A window is created containing an element that uses custom paint. The element stores its color in its user data integer. It handles PBMsg_CUSTOM_PAINT by drawing a rectangle of that color. The element is also given keyboard focus. It handles PBMsg_KEY_DOWN by changing its saved color and then requesting a repaint.

The flow of operations with respect to the event loop looks something like this:

main
  PBEventLoop
    [wait for event]
    [receive app create event]
      MyApp(PBMsg_APP_CREATE)
      layout, paint and show window
    [wait for event]
    [receive key press event]
      MyElement(e, PBMsg_KEY_DOWN)
      paint window
    [wait for event]

Most UI functions can only be used from within an event. This ensures that any buffered up operations (like repainting) are actually performed, since these only happen at the end of an event. Furthermore, it prevents multiple threads from accessing the UI at the same time, which naturally would cause issues.
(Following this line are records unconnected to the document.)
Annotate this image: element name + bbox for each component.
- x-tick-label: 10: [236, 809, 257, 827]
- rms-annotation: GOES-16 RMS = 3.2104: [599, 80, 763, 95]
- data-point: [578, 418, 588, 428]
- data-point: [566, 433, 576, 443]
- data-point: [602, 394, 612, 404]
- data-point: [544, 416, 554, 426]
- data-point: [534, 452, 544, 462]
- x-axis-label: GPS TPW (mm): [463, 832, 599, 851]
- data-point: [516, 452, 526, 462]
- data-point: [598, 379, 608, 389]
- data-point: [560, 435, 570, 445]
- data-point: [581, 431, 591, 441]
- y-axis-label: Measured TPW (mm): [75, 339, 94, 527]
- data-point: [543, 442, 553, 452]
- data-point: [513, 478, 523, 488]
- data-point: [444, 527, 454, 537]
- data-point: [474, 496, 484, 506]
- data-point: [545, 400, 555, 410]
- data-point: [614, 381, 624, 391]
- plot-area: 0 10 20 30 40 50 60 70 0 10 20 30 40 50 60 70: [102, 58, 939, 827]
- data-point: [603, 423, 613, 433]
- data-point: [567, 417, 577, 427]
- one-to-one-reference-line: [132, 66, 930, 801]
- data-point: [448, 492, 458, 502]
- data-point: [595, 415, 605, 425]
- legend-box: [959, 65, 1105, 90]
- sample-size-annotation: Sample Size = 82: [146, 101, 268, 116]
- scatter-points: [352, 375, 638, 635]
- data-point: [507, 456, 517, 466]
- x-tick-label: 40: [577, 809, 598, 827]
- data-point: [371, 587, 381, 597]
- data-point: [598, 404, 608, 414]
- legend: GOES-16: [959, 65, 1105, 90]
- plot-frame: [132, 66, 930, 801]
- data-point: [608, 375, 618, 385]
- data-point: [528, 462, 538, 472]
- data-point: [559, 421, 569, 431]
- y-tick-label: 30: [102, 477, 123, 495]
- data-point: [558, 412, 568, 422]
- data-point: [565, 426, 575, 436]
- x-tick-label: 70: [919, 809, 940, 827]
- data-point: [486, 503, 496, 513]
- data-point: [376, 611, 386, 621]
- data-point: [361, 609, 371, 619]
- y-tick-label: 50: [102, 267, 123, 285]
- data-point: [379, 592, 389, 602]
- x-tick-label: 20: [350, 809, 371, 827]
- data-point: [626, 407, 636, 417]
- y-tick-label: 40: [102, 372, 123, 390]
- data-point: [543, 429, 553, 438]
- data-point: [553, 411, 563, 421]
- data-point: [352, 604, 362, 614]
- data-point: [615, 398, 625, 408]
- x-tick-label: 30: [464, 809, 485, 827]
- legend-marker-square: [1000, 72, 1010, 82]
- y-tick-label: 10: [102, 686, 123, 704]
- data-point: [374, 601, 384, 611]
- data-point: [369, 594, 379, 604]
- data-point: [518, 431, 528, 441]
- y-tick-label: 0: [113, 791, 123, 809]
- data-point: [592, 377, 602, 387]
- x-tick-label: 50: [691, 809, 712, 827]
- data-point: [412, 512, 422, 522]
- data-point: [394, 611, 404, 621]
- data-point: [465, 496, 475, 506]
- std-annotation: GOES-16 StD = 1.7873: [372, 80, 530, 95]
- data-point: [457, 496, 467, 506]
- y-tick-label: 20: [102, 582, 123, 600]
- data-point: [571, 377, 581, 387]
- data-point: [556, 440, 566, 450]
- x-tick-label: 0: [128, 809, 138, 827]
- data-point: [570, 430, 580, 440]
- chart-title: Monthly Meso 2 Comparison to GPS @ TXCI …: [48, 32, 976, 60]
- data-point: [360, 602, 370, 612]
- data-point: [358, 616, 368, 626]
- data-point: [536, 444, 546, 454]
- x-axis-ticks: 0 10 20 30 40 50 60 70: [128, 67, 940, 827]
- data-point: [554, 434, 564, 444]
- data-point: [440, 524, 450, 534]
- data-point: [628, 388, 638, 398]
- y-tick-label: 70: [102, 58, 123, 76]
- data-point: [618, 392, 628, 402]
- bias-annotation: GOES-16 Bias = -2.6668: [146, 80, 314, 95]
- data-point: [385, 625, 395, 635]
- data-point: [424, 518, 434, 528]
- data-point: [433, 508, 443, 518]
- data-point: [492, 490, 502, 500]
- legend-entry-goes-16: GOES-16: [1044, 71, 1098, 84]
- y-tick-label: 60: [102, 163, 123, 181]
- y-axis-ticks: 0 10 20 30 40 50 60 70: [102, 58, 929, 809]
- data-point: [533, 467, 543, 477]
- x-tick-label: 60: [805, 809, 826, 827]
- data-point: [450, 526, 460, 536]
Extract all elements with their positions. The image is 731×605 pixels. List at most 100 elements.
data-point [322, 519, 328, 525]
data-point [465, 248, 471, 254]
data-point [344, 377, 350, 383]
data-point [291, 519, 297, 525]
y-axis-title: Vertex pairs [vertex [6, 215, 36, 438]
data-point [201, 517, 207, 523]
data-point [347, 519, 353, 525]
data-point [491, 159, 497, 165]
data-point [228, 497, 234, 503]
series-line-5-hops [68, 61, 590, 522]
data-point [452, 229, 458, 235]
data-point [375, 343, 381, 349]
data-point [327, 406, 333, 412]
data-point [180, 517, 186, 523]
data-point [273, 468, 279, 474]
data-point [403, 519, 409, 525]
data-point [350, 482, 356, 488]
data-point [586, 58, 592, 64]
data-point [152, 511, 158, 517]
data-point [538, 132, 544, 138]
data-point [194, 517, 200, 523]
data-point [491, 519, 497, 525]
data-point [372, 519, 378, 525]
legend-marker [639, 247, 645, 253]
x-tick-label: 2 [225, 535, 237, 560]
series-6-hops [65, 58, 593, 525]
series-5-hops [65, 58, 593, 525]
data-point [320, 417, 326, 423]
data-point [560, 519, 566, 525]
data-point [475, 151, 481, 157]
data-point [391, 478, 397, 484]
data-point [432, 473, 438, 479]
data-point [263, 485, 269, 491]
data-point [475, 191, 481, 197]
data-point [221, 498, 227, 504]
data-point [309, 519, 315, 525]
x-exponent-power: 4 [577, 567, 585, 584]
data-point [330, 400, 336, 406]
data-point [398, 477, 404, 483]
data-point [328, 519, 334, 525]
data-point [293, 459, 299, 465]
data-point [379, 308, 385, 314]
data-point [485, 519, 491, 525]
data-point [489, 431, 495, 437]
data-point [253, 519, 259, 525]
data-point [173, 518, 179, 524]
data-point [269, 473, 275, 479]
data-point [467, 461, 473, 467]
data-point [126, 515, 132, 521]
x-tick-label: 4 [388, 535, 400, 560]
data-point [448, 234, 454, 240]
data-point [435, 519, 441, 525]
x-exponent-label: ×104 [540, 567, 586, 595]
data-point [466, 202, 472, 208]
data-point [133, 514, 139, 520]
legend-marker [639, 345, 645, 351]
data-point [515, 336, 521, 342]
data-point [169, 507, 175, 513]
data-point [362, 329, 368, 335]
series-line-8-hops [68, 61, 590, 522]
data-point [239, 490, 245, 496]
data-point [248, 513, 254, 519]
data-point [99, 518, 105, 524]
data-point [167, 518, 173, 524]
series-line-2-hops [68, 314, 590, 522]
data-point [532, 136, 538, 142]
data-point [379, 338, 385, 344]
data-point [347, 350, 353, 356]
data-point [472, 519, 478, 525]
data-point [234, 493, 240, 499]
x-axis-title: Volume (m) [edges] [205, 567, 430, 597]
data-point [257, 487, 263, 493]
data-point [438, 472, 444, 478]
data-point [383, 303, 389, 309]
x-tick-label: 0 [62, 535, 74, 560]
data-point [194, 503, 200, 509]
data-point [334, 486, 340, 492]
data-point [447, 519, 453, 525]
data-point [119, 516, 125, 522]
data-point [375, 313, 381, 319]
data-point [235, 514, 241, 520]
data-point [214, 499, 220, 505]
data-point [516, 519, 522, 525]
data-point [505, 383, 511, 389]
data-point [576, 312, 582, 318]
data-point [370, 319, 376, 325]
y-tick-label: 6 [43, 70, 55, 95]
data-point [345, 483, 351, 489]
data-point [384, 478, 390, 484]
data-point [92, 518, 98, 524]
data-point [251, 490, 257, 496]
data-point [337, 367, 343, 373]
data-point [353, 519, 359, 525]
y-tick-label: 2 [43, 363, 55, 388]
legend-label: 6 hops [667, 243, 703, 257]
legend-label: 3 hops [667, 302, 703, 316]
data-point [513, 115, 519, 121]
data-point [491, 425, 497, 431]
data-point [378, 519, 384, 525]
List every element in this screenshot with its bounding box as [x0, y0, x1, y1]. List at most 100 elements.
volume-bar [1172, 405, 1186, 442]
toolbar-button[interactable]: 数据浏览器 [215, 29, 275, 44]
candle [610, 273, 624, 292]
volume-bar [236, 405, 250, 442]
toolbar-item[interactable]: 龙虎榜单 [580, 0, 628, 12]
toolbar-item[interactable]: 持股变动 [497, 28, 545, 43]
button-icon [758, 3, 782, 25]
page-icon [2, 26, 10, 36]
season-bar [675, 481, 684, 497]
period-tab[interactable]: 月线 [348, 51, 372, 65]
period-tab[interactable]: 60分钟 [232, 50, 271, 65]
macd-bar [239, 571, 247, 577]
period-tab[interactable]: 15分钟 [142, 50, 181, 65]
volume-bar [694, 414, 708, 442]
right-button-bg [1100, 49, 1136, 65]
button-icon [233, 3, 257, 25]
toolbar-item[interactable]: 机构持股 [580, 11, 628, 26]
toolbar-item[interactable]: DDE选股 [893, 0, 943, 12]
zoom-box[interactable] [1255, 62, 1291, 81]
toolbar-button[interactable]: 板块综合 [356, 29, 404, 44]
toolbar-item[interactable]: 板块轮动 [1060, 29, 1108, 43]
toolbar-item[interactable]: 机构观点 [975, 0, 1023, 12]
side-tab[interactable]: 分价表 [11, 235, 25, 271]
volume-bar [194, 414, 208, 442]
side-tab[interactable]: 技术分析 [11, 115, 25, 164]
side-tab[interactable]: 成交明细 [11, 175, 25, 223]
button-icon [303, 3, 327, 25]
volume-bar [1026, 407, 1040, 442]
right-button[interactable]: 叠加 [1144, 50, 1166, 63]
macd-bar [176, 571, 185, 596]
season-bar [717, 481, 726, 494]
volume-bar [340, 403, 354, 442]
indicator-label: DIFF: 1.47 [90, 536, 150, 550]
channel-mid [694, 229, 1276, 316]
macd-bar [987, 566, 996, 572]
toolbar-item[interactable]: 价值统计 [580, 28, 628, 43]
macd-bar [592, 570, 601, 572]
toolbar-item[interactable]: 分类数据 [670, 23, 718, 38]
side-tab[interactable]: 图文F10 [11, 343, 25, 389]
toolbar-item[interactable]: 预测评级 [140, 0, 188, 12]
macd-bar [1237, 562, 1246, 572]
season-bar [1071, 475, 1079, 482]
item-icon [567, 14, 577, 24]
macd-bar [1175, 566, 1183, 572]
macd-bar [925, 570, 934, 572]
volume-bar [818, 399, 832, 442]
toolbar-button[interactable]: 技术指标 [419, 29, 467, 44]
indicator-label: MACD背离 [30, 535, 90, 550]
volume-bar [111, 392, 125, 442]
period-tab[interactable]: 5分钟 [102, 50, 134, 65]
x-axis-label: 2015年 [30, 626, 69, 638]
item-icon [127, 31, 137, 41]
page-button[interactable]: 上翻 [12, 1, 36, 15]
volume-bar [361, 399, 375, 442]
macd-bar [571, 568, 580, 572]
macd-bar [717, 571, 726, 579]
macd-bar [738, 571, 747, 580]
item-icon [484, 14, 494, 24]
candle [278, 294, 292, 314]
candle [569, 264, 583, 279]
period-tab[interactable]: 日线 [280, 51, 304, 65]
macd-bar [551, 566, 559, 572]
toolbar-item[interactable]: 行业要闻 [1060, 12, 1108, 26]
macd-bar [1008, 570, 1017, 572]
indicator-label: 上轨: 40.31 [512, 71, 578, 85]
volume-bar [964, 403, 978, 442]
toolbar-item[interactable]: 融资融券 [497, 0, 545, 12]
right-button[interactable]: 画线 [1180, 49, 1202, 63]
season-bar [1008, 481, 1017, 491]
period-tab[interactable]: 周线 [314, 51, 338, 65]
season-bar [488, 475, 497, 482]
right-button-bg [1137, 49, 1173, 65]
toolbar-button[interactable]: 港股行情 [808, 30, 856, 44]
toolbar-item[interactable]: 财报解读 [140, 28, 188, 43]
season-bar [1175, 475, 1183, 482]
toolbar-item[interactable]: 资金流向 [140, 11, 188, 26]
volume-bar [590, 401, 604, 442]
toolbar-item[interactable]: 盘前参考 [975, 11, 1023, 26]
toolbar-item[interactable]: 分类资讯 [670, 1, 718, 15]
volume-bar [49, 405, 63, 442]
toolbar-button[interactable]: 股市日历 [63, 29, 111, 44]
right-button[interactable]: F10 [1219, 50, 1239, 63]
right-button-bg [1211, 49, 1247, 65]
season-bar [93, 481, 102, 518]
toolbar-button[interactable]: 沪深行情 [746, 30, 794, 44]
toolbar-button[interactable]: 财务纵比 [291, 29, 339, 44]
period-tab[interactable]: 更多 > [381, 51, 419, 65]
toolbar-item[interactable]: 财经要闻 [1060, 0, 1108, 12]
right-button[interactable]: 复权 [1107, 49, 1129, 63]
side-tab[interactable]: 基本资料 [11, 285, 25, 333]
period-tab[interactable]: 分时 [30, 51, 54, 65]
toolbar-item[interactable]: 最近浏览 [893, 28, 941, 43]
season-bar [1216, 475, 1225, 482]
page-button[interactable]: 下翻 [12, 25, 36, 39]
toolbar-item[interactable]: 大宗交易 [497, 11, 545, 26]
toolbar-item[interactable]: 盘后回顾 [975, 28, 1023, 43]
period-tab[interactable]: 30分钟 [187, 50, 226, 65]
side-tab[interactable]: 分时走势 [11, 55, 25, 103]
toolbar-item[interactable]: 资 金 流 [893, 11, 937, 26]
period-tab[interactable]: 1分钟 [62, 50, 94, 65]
In the C/C++ bindings for each function that creates an element there is a copy with -Create replaced by -Add. For example, PBButtonCreate becomes PBButtonAdd. These functions perform something like,

PBButton *PBButtonAdd(...) {
    PBButton *button = PBButtonCreate(...);
    PBElementRelease((PBElement *) button);
    return button;
}

Immediately releasing an object after creating it typically means that the object will be deallocated. However, the system maintains an additional reference to all elements that have not been destroyed through PBElementDestroy or similar. Therefore it is safe to continue using the element handle for the duration of the function that calls an -Add function. If you wish, in the element's message callback you can handle the PBMsg_DEALLOCATE message to detect exactly when the pointer becomes invalid.

Threading

The file docs/libplaybit-thread-safety.txt gives a list of the thread-safety of each function in the libplaybit API.

There are various functions that operate upon a single object, and only one thread can operate on the object at a time. For example, it is safe to write to different streams on different threads at the same time with PBStreamWrite, but it is not possible to write to the same stream on different threads at the same time.

As mentioned above, most functions in the libplaybit API can only be accessed within an event. If your code is not necessarily running in an event, you can run a callback function as if it were an event using PBRunAsEvent and passing waitForCompletion = true.

void FunctionB() {
    PBTextDisplaySetContents(display, ...);
    ...
}

void FunctionA() {
    PBRunAsEvent(PBRunAsEventCallback_Make(FunctionB), true /* waitForCompletion */);
}

If the caller to PBRunAsEvent is already running in an event, it will simply invoke the callback and return. If it is not, it will wait for the currently processing event to finish (if there is one) and then process the event on the current thread and return.

If you instead want to always buffer up the callback to run on the main thread as an event, and you want PBRunAsEvent to not wait for the callback to finish, then call PBRunAsEvent with waitForCompletion = false. This adds the callback to a queue that the main event loop thread will eventually pickup and process.

Terminology

Typically, in API symbols the term "User" refers to the user of the API, i.e. the application developer. For example, the functions PBElementGetUserDataPtr and PBElementSetUserDataPtr allow an application developer to associate an arbitrary pointer with each PBElement; the system will neither access nor change these pointers.